Вот Самим Богом установленный порядок отношений между мужем и женою! И нет семьи счастливее той, в которой строго соблюдается этот порядок, — где муж любит жену, жена любит мужа и повинуется ему, где оба они живут душа в душу, так что нет у них ни одного домашнего дела, которое не решалось бы общим советом, — и горе и радость, несчастье и счастье — все делится пополам! Кто не знает, что и горе, которое выскажешь близкому другу, — только наполовину горе; и радость, которою поделишься с родным человеком, — уже двойная радость? А какой же друг у мужа ближе жены, и кто для жены ближе и роднее мужа? О, счастлив муж, которому Бог послал жену добродетельную; по слову Премудрого — она дороже всяких жемчугов! (Прит. 31; 10). Счастлива семья, в которой муж и жена живут взаимною любовью, — благословенна та семья от Господа! — Но как только в семье нарушается этот Самим Богом установленный порядок отношений между мужем и женою, — не жди добра, не видать счастья семье! А нарушается он, этот порядок, тогда, когда — или жена берет верх над мужем, или муж тиранит жену, или же, наконец, при всем благоразумии мужа, жена не хочет знать своих обязанностей и идет во всем наперекор мужу.

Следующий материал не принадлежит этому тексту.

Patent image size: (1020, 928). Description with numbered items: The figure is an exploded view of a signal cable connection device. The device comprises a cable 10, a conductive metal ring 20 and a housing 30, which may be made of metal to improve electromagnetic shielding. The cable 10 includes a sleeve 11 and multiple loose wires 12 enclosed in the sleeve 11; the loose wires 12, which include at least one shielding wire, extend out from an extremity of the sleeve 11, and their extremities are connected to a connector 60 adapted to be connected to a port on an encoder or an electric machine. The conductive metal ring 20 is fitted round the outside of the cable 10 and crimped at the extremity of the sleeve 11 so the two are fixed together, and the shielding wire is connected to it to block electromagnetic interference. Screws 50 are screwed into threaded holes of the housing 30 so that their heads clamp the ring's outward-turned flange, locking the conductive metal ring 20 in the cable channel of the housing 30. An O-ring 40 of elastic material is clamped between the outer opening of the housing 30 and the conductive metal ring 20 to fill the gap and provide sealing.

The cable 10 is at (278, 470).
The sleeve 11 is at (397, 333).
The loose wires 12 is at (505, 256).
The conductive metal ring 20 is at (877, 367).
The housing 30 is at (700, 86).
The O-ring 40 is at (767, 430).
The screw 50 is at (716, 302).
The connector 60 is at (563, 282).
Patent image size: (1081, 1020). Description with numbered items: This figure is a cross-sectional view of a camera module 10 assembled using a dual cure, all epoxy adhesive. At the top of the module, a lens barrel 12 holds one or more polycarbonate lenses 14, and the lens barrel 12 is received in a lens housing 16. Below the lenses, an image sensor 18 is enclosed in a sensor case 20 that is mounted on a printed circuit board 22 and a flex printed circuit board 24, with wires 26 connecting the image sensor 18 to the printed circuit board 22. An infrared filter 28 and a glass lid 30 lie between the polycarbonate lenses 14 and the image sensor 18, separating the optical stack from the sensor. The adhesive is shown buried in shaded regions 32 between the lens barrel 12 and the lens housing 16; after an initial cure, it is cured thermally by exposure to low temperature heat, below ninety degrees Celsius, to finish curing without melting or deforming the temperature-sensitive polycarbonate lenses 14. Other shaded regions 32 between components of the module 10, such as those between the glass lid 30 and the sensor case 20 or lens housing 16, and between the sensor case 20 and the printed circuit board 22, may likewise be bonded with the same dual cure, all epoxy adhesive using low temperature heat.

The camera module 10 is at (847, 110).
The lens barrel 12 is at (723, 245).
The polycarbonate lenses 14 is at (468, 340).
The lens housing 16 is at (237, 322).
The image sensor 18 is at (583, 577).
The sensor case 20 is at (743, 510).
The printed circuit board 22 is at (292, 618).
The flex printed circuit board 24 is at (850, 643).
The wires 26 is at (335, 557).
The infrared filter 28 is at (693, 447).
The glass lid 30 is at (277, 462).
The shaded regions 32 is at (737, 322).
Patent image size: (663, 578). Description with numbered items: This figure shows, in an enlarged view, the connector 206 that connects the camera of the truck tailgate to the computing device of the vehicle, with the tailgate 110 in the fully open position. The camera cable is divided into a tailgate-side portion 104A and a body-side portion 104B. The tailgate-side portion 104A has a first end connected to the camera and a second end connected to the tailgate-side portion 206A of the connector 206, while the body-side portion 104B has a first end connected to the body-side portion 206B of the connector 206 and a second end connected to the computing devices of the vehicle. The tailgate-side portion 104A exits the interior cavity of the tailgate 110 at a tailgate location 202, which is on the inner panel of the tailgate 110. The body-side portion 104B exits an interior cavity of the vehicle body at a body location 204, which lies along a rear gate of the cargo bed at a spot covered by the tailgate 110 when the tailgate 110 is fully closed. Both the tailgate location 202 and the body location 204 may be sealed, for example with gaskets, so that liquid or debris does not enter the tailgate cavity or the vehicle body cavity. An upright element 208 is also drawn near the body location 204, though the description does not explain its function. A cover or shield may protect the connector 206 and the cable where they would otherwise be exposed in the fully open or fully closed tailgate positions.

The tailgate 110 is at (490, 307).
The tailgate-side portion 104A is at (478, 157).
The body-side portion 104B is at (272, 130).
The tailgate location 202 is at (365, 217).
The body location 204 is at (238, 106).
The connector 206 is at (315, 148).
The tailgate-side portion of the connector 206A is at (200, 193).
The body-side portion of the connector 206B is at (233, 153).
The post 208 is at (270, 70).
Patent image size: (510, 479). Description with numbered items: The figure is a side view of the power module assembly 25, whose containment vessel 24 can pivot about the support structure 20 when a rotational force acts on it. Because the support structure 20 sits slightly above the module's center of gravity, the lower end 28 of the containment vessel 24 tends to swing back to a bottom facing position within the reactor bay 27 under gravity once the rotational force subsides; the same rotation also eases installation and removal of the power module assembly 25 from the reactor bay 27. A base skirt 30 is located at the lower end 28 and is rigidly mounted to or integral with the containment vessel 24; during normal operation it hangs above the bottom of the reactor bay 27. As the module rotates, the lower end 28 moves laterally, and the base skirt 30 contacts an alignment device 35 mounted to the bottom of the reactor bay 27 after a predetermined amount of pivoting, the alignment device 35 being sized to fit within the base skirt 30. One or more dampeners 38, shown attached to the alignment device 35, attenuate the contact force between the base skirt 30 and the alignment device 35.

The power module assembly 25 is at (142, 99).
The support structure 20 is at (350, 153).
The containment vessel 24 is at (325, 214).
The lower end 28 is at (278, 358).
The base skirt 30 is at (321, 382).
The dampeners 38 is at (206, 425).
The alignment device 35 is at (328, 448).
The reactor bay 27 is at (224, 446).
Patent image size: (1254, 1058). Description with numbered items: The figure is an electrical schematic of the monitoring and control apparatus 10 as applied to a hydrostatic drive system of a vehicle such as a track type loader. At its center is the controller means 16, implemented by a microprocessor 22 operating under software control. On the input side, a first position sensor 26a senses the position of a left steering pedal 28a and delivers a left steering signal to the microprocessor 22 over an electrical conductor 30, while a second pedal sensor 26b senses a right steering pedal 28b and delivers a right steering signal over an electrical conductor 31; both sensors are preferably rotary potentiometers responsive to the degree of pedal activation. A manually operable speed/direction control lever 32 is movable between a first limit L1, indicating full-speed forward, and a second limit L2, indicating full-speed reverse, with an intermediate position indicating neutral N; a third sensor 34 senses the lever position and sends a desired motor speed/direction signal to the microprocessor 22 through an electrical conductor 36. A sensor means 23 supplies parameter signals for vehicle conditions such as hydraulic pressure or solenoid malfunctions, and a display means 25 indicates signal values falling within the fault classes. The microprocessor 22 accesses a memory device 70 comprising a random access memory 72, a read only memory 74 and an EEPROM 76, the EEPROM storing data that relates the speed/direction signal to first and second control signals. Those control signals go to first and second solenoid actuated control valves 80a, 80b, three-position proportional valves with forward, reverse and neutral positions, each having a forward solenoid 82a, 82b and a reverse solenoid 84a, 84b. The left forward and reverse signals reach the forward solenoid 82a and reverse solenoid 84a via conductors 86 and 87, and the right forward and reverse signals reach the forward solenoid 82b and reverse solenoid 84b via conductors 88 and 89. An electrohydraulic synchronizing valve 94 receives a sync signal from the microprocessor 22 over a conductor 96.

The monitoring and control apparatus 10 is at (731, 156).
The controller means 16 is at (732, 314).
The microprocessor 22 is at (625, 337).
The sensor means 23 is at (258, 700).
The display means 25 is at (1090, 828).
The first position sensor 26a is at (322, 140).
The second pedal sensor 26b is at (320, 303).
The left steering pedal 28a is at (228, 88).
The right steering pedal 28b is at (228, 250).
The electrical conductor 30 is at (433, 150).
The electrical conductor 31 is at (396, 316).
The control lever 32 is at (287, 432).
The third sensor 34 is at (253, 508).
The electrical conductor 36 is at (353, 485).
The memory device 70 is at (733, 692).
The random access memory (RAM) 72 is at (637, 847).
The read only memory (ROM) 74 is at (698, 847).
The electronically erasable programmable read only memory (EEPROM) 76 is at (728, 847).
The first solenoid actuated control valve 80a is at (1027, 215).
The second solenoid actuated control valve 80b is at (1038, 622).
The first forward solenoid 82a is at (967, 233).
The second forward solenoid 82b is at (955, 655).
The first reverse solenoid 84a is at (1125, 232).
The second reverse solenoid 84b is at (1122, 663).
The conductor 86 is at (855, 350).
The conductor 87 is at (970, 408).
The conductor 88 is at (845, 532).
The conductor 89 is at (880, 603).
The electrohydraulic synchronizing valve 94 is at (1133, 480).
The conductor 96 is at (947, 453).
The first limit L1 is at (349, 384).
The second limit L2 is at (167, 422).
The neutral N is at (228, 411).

И в самом деле: вот дом, где жена, как говорится, командует над мужем. Муж безрассудно готов исполнять все ее прихоти. Как жалко смотреть на такого человека! Он любит ее без ума, и угождает во всем без ума, но этой безумной любовью только вредит и себе и ей... Она делается своенравна и капризна; он становится просто прислужником своей жены; она — его идол, он не смеет без ее позволения ни шагу сделать, ни слова сказать; жена мешается во все его дела, не только по хозяйству, но и по его службе общественной, — хотя она ничего не понимает в этих делах; но муж не смеет ей противоречить: он боится ее немилостивого взгляда, трепещет ее неласкового слова. Дети все это видят и перестают уважать отца, — мать всегда стоит за них горой, покрывает все их шалости и глупости... И горе такому мягкосердечному мужу, горе всей такой семье! — Хотите ли знать, до чего может довести такое превращение Самим Богом установленного порядка? Вспомните Соломона, этого премудрого из премудрых царей: по прихоти своих жен он настроил в своей столице капищ идольских и сам приносил жертвы идолам. Вспомните Ирода, который не посмел отказать своей жене (ведь он хорошо знал, что дочь просит по научению своей матери) в чем? — страшно сказать! — в голове величайшего из Пророков! Вспомните, наконец, тысячи примеров, когда дети, избалованные матерью, гнали из дому родного отца, да уж кстати не спускали и матери!...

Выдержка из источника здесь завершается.